At this point, the person arguing for a global and pure internet retreats to practicalities. They cite two main practical barriers to the right to be forgotten: 1) it’s impossible to exert complete control over information - a determined person will find the restricted information anyway; 2) it’s too labour intensive to enact the right to be forgotten. Let’s start with the first barrier. I agree that a demand for perfection is misguided, and I don’t believe anyone is making such a demand. It’s possible to take reasonable and simple steps to allow people to be forgotten that gets you 95% of the way there. In the same way that a determinedly bad driver can still kill people, a determinedly assiduous employer will still be able to dig up information about a potential employee. But this was always the case, even before the internet.
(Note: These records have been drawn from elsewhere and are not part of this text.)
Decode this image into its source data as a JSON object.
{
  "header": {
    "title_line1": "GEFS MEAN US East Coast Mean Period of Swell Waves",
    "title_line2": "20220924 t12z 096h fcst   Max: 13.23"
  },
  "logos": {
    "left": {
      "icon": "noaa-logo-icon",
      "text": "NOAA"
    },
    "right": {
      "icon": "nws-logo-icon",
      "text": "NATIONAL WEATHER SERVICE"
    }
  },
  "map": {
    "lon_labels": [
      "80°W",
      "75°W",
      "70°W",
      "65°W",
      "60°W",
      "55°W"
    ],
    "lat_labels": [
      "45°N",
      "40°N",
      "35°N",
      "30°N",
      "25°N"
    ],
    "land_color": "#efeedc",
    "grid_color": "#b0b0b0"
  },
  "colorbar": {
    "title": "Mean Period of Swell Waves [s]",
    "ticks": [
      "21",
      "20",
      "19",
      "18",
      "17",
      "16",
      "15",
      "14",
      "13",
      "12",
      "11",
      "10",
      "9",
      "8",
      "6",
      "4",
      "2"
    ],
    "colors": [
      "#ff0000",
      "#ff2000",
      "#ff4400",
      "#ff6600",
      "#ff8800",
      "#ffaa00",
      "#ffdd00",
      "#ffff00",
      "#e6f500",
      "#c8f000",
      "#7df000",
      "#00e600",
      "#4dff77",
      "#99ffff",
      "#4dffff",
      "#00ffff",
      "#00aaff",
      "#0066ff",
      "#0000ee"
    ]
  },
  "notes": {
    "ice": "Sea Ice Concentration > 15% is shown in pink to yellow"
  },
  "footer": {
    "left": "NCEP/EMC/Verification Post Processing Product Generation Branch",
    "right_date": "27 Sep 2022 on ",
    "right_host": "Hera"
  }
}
The second practical barrier is the more important one, I feel, and is a manifestation of the fact that technology enables mass automation (e.g., indexing websites) while the judgement that society requires of Google (i.e., “is this index removal request valid?”) cannot currently be automated. While this challenge is substantial, it’s ironic that the same technologists (me included) who claim that they can solve the world’s societal problems, throw their hands up in despair when asked to automate such judgement.